After the game, Jackson was more emotional than I’ve ever seen, and he effectively spread the Warriors’ dirty laundry across the podium.
“I’m in that state of mind all the time. I’m an emotional guy, so I’ve found myself in huddles ready to — my wife will call me and say you looked like you were ready to cry. I’m amazed that it’s me. I’m amazed that it’s these guys. I’m amazed that we were picked for this opportunity. I don’t take it for granted, and I want to let them know how proud I am of them and how hard they fight. Some folks don’t like it. Some folks don’t like it, and that’s fine. But the way that this team conducts itself, in spite of everything that we’ve gone through, all the lies, all the adversity, all the sources, I could not be prouder, because what we are doing collectively speaks against it. Somebody’s lying.”
Jackson gets at least one more game to make his case.

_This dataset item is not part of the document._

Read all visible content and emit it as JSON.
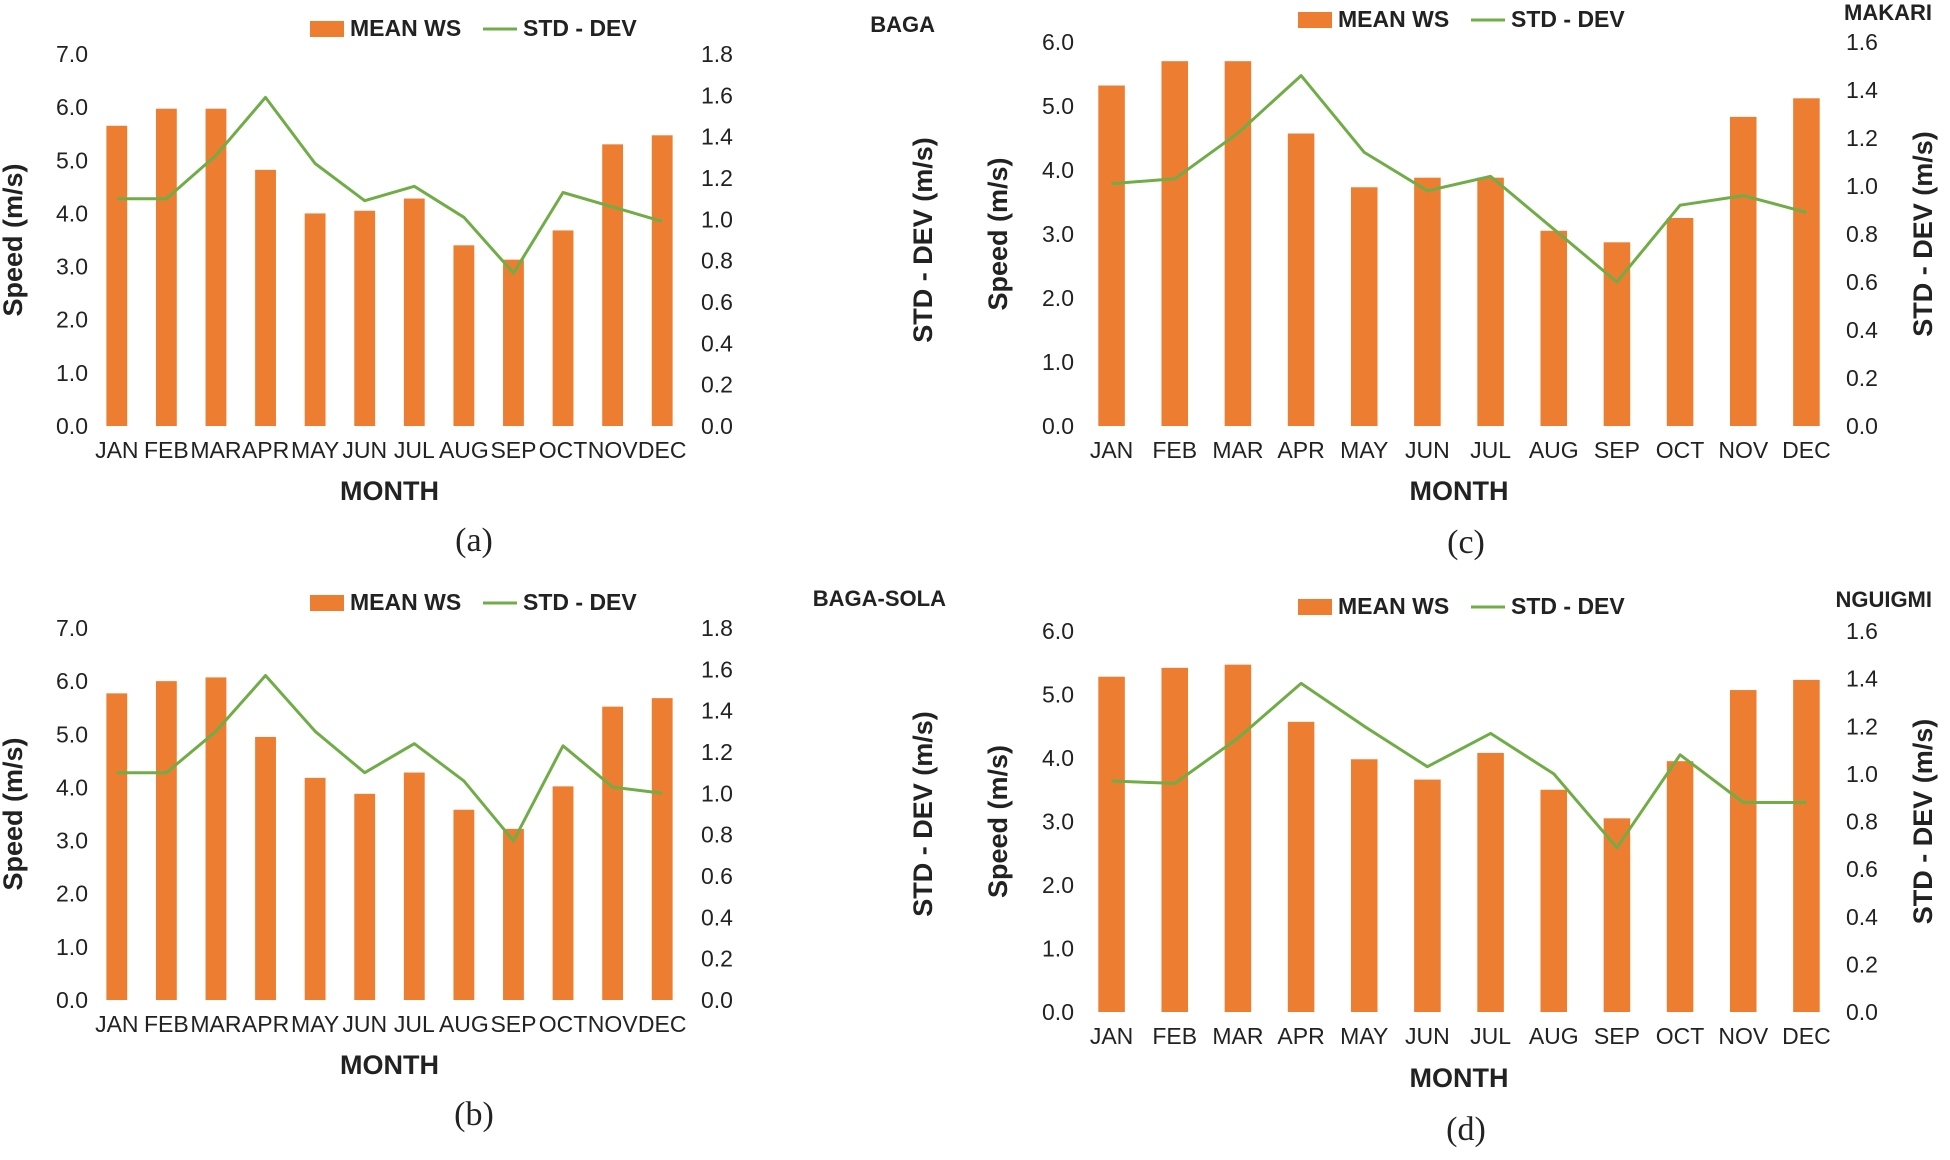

— Remember when Joe Lacob went crazy?
Maybe this kid is related?
— Andre Iguodala didn’t do much in the first half, but he had a three-minute stretch late in the fourth quarter where he nailed a 17-foot turnaround jumper over Jordan, grabbed three defensive rebounds and hit a three while drawing Griffin’s sixth foul. Iguodala flopped like a fish out of water on the play, but hey — in this series, a flop like that is as rare as a player sipping from a cup of water after taking a seat on the bench.
— Jermaine O’Neal’s knee was smashed by an out-of-control Glen Davis, and the impact knocked him out of the game. Unless the MRI says torn ACL, O’Neal says he’ll play.
— Is Paul hurt? It certainly seemed like his right hamstring bothered him throughout the game when chasing Curry around screens (although he did a pretty good job after the first quarter), and he scored a series-low nine points on 3-of-10.
— According to the Warriors, this was their first elimination game victory since May 10, 1987 (the Sleepy Floyd game) against the Lakers, breaking a streak of seven straight elimination game defeats.
— Klay Thompson played good on-ball defense, but other than his performance was forgettable. He missed his first several shots, finished with nine points (3-for-11), one rebound and one assist. He’s had a very strong series until Thursday night, so I’m predicting we’ll see him bounce back on Saturday.
— Speaking of predictions, I thought the Warriors would win this game 100-93. I was half right, and I would’ve won if I placed money on this game since the Clippers were favored by a point going in.
— “We are an excellent road team. We’re excited. We earned this platform. We’re going to embrace it, and we’re looking forward to it,” Jackson said. “I once played for an incredible coach, I’m not going to say his name, gave the most incredible pregame speeches. We had a Game 7 once on the road, and he gave one. My only thought during that time was as a player, we didn’t need it that day. I don’t have to tell my guys anything in Game 7. They knew exactly what we’ve got to do.”
Was that coach Pat Riley or Larry Brown? We may never know for certain, but we know that Jackson won’t spend the next two days typing up the perfect speech. We’ll see if he draws up the kind of gameplan that will allow the Warriors to pull off one more improbable road win.